American intelligence also didn't know about the Indian bomb or the Pakistani one until the two countries announced that they had them in 1996.
American intelligence was caught by surprise when the North Koreans demonstrated their nuclear capacity for all to see.
Who knows how many other intricate and widely disbursed efforts by other countries go undetected, which means also that the whole marketplace for necessary materials to build a bomb -- dirty or "clean" -- is not really understood or adequately under scrutiny?
The last evidence of American (and IAEA) ignorance about the making of nuclear weapons was exposed when Israel bombed a nuclear facility in Syria just a few months ago. Do you think that Syria would have remained docile and almost entirely silent if Israel had entered its air space with several planes and completely rubbed out an "innocent" installation? By the way, Syria has cleansed, since the Israeli Air Force operation, all of the evidence of there ever having been anything there. Poof. Gone. And no real complaints to international authorities.

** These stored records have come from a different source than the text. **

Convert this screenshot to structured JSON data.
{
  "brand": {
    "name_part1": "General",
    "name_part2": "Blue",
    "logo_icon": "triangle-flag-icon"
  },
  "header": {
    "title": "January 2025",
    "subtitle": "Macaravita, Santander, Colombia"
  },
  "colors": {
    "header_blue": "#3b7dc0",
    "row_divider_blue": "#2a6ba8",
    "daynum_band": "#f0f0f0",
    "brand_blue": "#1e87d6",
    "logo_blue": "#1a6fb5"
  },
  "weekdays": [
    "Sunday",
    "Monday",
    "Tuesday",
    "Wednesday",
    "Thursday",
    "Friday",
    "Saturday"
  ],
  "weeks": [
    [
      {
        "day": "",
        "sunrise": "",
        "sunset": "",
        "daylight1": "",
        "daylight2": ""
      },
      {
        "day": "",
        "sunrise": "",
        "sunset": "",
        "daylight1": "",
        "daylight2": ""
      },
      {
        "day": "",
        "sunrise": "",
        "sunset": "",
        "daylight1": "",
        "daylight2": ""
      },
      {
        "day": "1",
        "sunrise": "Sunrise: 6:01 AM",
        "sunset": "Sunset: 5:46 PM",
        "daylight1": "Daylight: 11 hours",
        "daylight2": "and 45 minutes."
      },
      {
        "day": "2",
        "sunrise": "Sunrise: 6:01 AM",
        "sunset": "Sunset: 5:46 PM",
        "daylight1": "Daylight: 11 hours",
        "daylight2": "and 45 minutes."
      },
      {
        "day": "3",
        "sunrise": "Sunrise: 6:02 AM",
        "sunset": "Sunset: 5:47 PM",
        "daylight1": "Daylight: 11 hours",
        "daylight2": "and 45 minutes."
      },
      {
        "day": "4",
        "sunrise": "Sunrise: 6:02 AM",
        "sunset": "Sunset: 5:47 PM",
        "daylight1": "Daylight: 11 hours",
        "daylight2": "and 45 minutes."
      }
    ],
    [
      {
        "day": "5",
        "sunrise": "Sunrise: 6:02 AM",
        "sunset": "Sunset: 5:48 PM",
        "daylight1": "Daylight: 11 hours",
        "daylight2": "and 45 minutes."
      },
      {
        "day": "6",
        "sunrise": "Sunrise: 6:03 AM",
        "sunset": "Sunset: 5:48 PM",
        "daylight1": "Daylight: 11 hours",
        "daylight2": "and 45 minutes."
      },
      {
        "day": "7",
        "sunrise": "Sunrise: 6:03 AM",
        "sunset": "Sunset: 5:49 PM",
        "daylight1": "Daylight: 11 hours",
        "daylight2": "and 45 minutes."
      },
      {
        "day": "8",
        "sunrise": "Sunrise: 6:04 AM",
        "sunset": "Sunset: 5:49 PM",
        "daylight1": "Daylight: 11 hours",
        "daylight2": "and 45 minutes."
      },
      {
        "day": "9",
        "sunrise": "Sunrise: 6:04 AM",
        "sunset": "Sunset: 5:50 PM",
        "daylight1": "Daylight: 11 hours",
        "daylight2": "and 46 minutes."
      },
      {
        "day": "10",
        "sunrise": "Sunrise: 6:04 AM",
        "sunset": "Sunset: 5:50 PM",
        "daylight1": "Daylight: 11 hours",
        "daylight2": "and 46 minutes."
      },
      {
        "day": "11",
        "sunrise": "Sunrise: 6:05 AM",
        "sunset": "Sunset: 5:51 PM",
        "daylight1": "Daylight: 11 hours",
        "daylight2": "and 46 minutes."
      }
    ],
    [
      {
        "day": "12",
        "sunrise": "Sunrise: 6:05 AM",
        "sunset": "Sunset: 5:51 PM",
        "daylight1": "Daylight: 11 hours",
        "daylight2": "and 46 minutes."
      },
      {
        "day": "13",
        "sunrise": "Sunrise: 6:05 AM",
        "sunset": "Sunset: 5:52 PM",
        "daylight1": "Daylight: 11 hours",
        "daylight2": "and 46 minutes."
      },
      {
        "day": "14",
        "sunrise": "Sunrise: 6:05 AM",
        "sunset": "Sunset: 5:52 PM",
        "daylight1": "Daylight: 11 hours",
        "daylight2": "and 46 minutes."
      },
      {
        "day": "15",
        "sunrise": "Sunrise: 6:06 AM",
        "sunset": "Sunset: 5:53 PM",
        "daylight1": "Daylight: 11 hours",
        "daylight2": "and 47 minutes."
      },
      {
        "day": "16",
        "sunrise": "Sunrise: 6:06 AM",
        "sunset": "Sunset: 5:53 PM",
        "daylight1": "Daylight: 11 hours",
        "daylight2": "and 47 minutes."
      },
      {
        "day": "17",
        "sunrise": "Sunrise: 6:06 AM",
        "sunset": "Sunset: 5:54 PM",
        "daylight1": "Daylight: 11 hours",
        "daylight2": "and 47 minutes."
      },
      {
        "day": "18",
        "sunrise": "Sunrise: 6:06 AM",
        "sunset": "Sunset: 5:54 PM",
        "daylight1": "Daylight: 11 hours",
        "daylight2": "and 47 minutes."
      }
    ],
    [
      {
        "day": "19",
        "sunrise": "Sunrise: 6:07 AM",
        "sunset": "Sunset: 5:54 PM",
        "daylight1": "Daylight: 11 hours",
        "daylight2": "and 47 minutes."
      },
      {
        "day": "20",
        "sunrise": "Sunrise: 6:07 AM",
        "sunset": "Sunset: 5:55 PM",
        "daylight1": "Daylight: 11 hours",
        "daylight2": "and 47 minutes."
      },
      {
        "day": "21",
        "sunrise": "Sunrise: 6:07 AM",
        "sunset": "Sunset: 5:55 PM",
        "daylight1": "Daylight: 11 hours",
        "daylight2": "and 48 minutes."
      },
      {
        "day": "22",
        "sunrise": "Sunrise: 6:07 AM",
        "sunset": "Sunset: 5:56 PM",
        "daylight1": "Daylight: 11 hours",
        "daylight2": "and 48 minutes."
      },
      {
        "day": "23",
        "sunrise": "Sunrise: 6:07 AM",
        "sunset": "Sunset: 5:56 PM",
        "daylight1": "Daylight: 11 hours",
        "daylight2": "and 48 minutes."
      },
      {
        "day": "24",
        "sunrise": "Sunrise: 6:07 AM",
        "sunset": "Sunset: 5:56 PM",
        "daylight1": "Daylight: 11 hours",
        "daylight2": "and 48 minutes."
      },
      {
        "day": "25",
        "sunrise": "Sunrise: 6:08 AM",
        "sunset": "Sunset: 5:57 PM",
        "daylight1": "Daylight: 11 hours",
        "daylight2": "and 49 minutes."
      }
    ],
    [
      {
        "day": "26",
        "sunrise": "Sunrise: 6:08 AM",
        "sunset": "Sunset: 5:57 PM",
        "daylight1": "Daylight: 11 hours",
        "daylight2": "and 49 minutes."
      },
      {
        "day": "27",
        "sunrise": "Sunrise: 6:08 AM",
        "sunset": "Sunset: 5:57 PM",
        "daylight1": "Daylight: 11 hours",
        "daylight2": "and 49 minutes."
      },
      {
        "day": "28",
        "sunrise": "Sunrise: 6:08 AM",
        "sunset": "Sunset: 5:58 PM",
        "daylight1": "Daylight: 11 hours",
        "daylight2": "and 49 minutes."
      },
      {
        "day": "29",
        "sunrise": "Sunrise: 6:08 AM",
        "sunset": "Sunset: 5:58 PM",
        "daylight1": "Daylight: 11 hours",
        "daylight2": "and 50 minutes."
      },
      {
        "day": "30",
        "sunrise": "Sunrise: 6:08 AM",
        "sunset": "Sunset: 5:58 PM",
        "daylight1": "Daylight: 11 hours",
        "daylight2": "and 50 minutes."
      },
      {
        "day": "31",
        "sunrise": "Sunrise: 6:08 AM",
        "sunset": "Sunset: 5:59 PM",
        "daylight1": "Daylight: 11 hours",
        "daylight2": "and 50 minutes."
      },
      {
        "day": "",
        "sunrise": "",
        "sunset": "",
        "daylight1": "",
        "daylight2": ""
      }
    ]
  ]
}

So, as I said in the beginning, I am a sceptic.
But, maybe, just maybe, American intelligence is right. It could, for once, be so. There is a date which sticks in my mind from the National Intelligence Estimate, and that is 2003. That's the date the N.I.E. tells us that Iran suspended its nuclear weapons program. So why is that date so vital to the narrative?
Because the U.S. and a few allies went to war against the Baghdad regime in 2003 which we thought had MWD. Maybe, Iran didn't want to get caught in another military initiative from Washington. 2003 is a vital date, if indeed anything happened to slow down Iranian nuclear ambitions.
Or to pursue another line: Why would the president of Iran, A'jad, try to persuade everyone that his country was on its way to atomic capacity if it wasn't? Was he inviting an American military "shock and awe" intervention for nothing? He may be nuts. But he's not that nuts.
And now we have even Mohamed El-Baradei, the director-general of the U.N. International Atomic Energy Agency, being skeptical of this latest American report. And Szarkosy also. Plus Angela Merkel.
This morning, the Principal Deputy Director of National Intelligence, Donald Kerr, told a congressional hearing, according to news agencies, "there was reason to believe that Iran still wanted an ability to make nuclear weapons." This is as strong a dissent as a top insider can allow himself. But the thought vitiates the meaning of the report which is: "don't worry, folks. The Persians ain't gonna have a bomb soon." So it all depends on what is is. Or what soon means.